Сусанну подмывало выпалить колкость, но она прикусила язык – уж за поставки точно не провизорше держать ответ! И все же, выйдя из аптеки, она со злорадством подумала о ее полноте и усах. Совсем еще молодая, но успела заработать проблемы с гормонами. К сорока годам превратится в расплывшуюся, страдающую одышкой потливую квашню. Хорошо, если замужнюю. Благоверный небось станет волочиться за каждой юбкой и изменять жене при первой возможности. Хотя поводов для ревности давать будет мало: сам-то, поди, не Ален Делон. Алены Делоны на таких толстухах не женятся.
Буря, бушующая в Аравийской пустыне, подхваченная ураганным ветром, достигла юга Армении. Солнце раскалило добела крыши домов. Нестерпимо жаркий воздух (казалось – чиркни спичкой, и он мгновенно загорится) царапал нёбо. Песок лез из всех щелей, раздражая свирепой настойчивостью. Придорожные кафе убрали с открытых веранд столики, иначе песчаная крупа умудрялась испортить блюдо за то короткое время, пока официант нес его клиенту. В закрытых помещениях было чуть легче из-за постоянно работающих вентиляторов.

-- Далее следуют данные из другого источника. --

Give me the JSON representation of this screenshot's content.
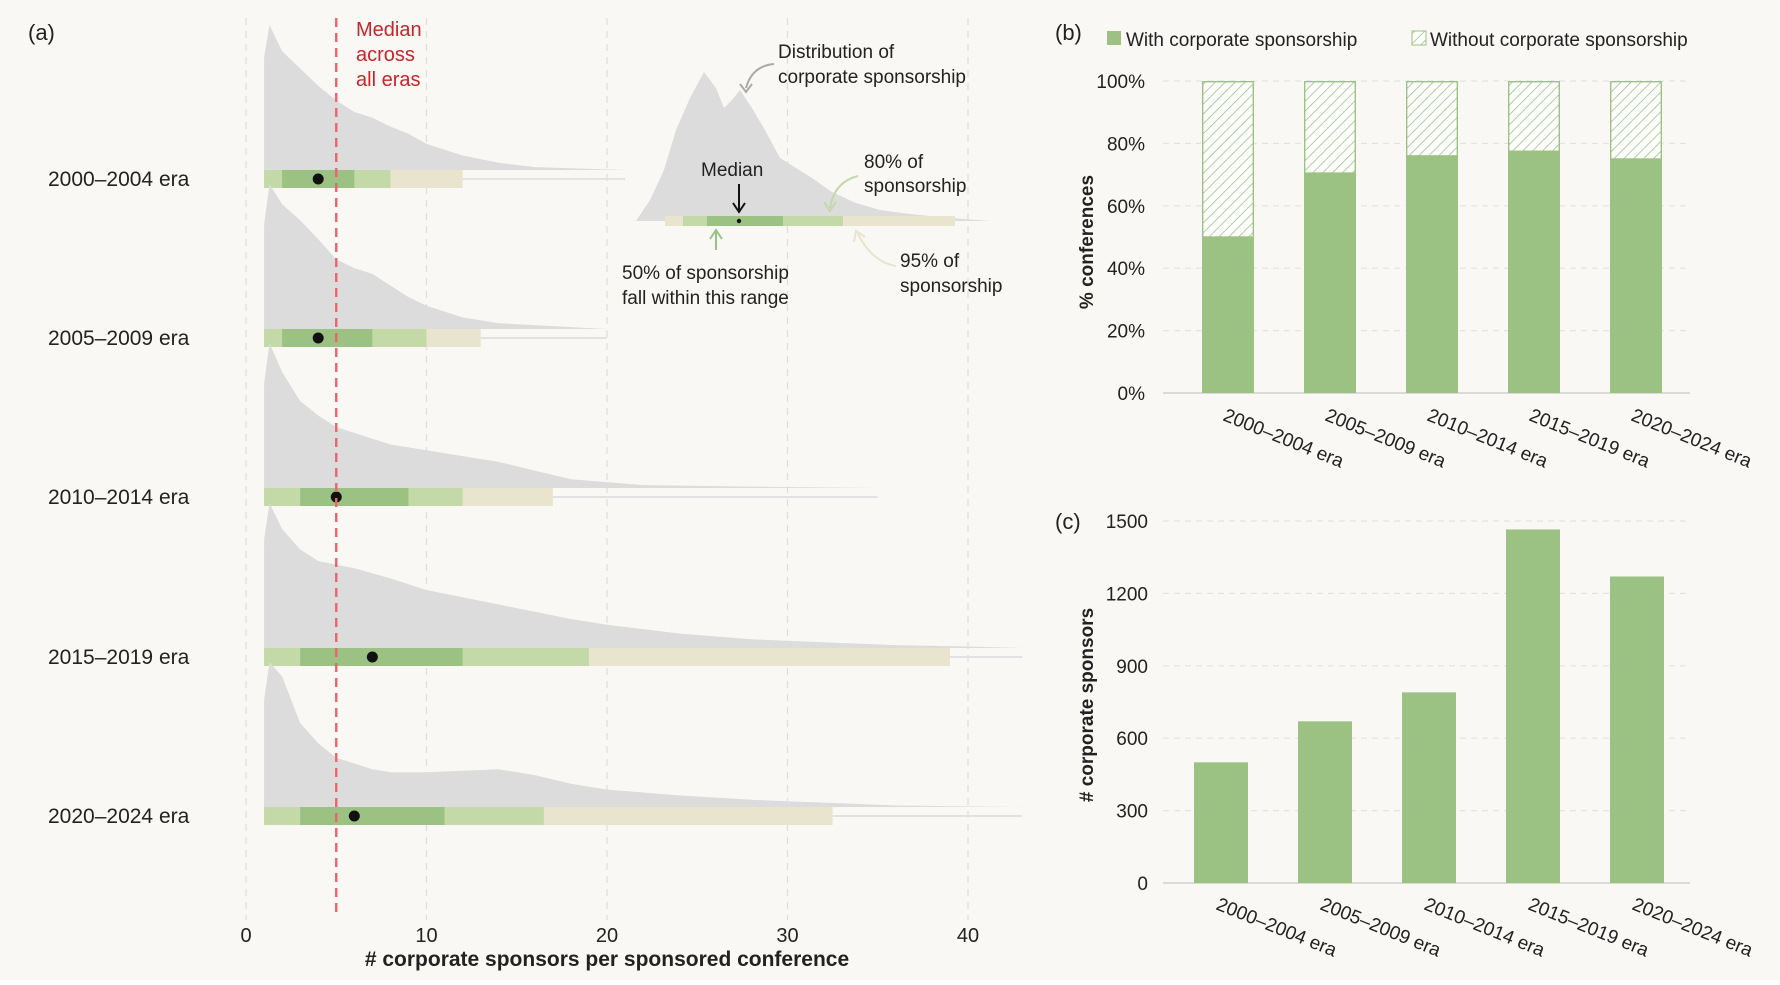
{
  "colors": {
    "background": "#f9f8f5",
    "range50": "#9cc283",
    "range80": "#c3d9a8",
    "range95": "#e9e4cd",
    "density": "#dcdcdc",
    "median_line": "#e8666b",
    "median_text": "#c8242b",
    "bar": "#9cc283",
    "hatch": "#9cc283"
  },
  "chart_data": [
    {
      "panel": "(a)",
      "type": "area",
      "xlabel": "# corporate sponsors per sponsored conference",
      "ylabel": "",
      "xlim": [
        0,
        42
      ],
      "xticks": [
        "0",
        "10",
        "20",
        "30",
        "40"
      ],
      "grid": "vertical dashed",
      "median_line": {
        "x": 5,
        "label_lines": [
          "Median",
          "across",
          "all eras"
        ]
      },
      "legend_inset": {
        "distribution_label": [
          "Distribution of",
          "corporate sponsorship"
        ],
        "median_label": "Median",
        "range80_label": [
          "80% of",
          "sponsorship"
        ],
        "range50_label": [
          "50% of sponsorship",
          "fall within this range"
        ],
        "range95_label": [
          "95% of",
          "sponsorship"
        ]
      },
      "series": [
        {
          "name": "2000–2004 era",
          "median": 4,
          "range50": [
            2,
            6
          ],
          "range80": [
            1,
            8
          ],
          "range95": [
            1,
            12
          ],
          "density_x": [
            1,
            1.3,
            2,
            3,
            4,
            5,
            6,
            7,
            8,
            9,
            10,
            12,
            14,
            16,
            21
          ],
          "density_y": [
            0.78,
            1.0,
            0.82,
            0.7,
            0.58,
            0.48,
            0.4,
            0.36,
            0.3,
            0.25,
            0.18,
            0.1,
            0.05,
            0.02,
            0.0
          ]
        },
        {
          "name": "2005–2009 era",
          "median": 4,
          "range50": [
            2,
            7
          ],
          "range80": [
            1,
            10
          ],
          "range95": [
            1,
            13
          ],
          "density_x": [
            1,
            1.3,
            2,
            3,
            4,
            5,
            6,
            7,
            8,
            9,
            10,
            12,
            14,
            17,
            20
          ],
          "density_y": [
            0.72,
            1.0,
            0.86,
            0.75,
            0.62,
            0.48,
            0.42,
            0.38,
            0.3,
            0.22,
            0.16,
            0.08,
            0.04,
            0.02,
            0.0
          ]
        },
        {
          "name": "2010–2014 era",
          "median": 5,
          "range50": [
            3,
            9
          ],
          "range80": [
            1,
            12
          ],
          "range95": [
            1,
            17
          ],
          "density_x": [
            1,
            1.3,
            2,
            3,
            4,
            5,
            6,
            7,
            8,
            9,
            10,
            12,
            14,
            16,
            18,
            22,
            28,
            35
          ],
          "density_y": [
            0.72,
            1.0,
            0.8,
            0.6,
            0.5,
            0.42,
            0.38,
            0.34,
            0.3,
            0.28,
            0.26,
            0.22,
            0.18,
            0.12,
            0.06,
            0.02,
            0.01,
            0.0
          ]
        },
        {
          "name": "2015–2019 era",
          "median": 7,
          "range50": [
            3,
            12
          ],
          "range80": [
            1,
            19
          ],
          "range95": [
            1,
            39
          ],
          "density_x": [
            1,
            1.3,
            2,
            3,
            4,
            6,
            8,
            10,
            12,
            14,
            16,
            18,
            20,
            24,
            28,
            32,
            36,
            40,
            43
          ],
          "density_y": [
            0.75,
            1.0,
            0.82,
            0.68,
            0.6,
            0.55,
            0.48,
            0.4,
            0.35,
            0.3,
            0.25,
            0.2,
            0.16,
            0.1,
            0.06,
            0.04,
            0.02,
            0.01,
            0.0
          ]
        },
        {
          "name": "2020–2024 era",
          "median": 6,
          "range50": [
            3,
            11
          ],
          "range80": [
            1,
            16.5
          ],
          "range95": [
            1,
            32.5
          ],
          "density_x": [
            1,
            1.3,
            2,
            3,
            4,
            5,
            6,
            7,
            8,
            10,
            12,
            14,
            16,
            18,
            20,
            24,
            28,
            32,
            36,
            43
          ],
          "density_y": [
            0.74,
            1.0,
            0.9,
            0.58,
            0.44,
            0.34,
            0.3,
            0.26,
            0.24,
            0.24,
            0.25,
            0.26,
            0.22,
            0.16,
            0.12,
            0.08,
            0.05,
            0.03,
            0.01,
            0.0
          ]
        }
      ]
    },
    {
      "panel": "(b)",
      "type": "bar",
      "stacked": true,
      "categories": [
        "2000–2004 era",
        "2005–2009 era",
        "2010–2014 era",
        "2015–2019 era",
        "2020–2024 era"
      ],
      "series": [
        {
          "name": "With corporate sponsorship",
          "values": [
            50,
            70.5,
            76,
            77.5,
            75
          ]
        },
        {
          "name": "Without corporate sponsorship",
          "values": [
            50,
            29.5,
            24,
            22.5,
            25
          ]
        }
      ],
      "ylabel": "% conferences",
      "ylim": [
        0,
        100
      ],
      "yticks": [
        "0%",
        "20%",
        "40%",
        "60%",
        "80%",
        "100%"
      ],
      "legend": "top"
    },
    {
      "panel": "(c)",
      "type": "bar",
      "categories": [
        "2000–2004 era",
        "2005–2009 era",
        "2010–2014 era",
        "2015–2019 era",
        "2020–2024 era"
      ],
      "values": [
        500,
        670,
        790,
        1465,
        1270
      ],
      "ylabel": "# corporate sponsors",
      "ylim": [
        0,
        1500
      ],
      "yticks": [
        "0",
        "300",
        "600",
        "900",
        "1200",
        "1500"
      ]
    }
  ]
}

Столы приходилось протирать каждые пять минут, еду подавать под крышкой, а любые напитки – в штофах. Кофе же приносили в узкогорлой джезве. Люди разливали его по чашкам и, обжигаясь, мгновенно выпивали, проклиная непродыхаемую летнюю жару.

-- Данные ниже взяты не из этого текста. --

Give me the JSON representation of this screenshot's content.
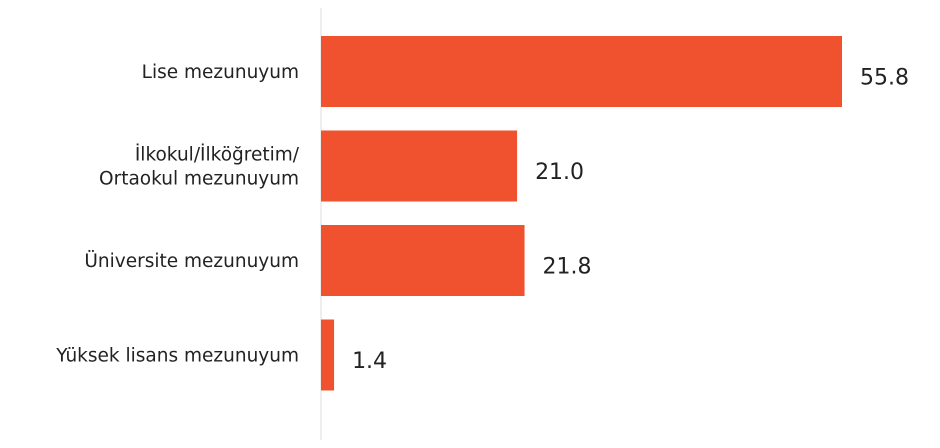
{
  "chart_data": {
    "type": "bar",
    "orientation": "horizontal",
    "categories": [
      [
        "Lise mezunuyum"
      ],
      [
        "İlkokul/İlköğretim/",
        "Ortaokul mezunuyum"
      ],
      [
        "Üniversite mezunuyum"
      ],
      [
        "Yüksek lisans mezunuyum"
      ]
    ],
    "values": [
      55.8,
      21.0,
      21.8,
      1.4
    ],
    "value_labels": [
      "55.8",
      "21.0",
      "21.8",
      "1.4"
    ],
    "xlim": [
      0,
      55.8
    ],
    "grid": false,
    "legend": "none",
    "bar_color": "#f0522f",
    "axis_color": "#e9e9e9",
    "text_color": "#222222",
    "title": ""
  }
}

Сусанна зашла в первое попавшееся кафе, купила бутылку ледяной воды и слойку с лимонным кремом. Слойку съела там же, а воду взяла с собой. Идти было недалеко, но по самому пеклу, от которого не спасали ни платки, ни зонты. Она прихлебывала из бутылки частыми глотками, чтобы не допустить обезвоживания – в противном случае дико разболится голова. К тому времени, когда дошла до дома, остатки воды нагрелись до тошнотворной теплоты. Пришлось вылить их в раковину, а бутылку задвинуть в дальний угол шкафчика под мойкой: иначе свекровь, обнаружив ее, скривится в кислой гримасе – опять потратила деньги на ерунду! Обычно Сусанна отмалчивалась, чтобы не доводить до скандала, но иногда отвечала с откровенной грубостью – не ваше собачье дело, на что хочу, на то и трачу свои деньги! Свекровь разевала рот, будто гармонь до упора растягивала, и заводила свою привычную песню про невестку-деревенщину, непонятно за какие грехи доставшуюся ее непутевому сыну. Сусанна словно того и ждала: встав в боевую позицию, она принималась с меткостью игрока в теннис отражать нападки, стараясь ударить побольней. Свекровь, понимая, что не справляется, пыталась брать громкостью, но быстро выдыхалась и, оглушительно хлопнув дверью, уходила к соседке – изливать душу. Сусанна же, накапав себе полчашки валерьянки и переведя дыхание, принималась за работу. Предварительно распахнув окна, она натягивала на продолговатые деревянные рамы шелковую ткань, подкладывала под нее трафареты с узором, наводила тонкий контур закрепителем и, дав ему подсохнуть, раскрашивала специальными красками. Расписанные гранатами, абрикосами и глиняными кувшинами платки с большой охотой приобретали туристы, коих в Эчмиадзине, где находился Кафедральный собор Армянской апостольской церкви, в любое время года было вдосталь. Деньгами от продажи платков и кормилась семья: свекровь, две дочери и муж, заработавший себе тяжелую болезнь позвоночника.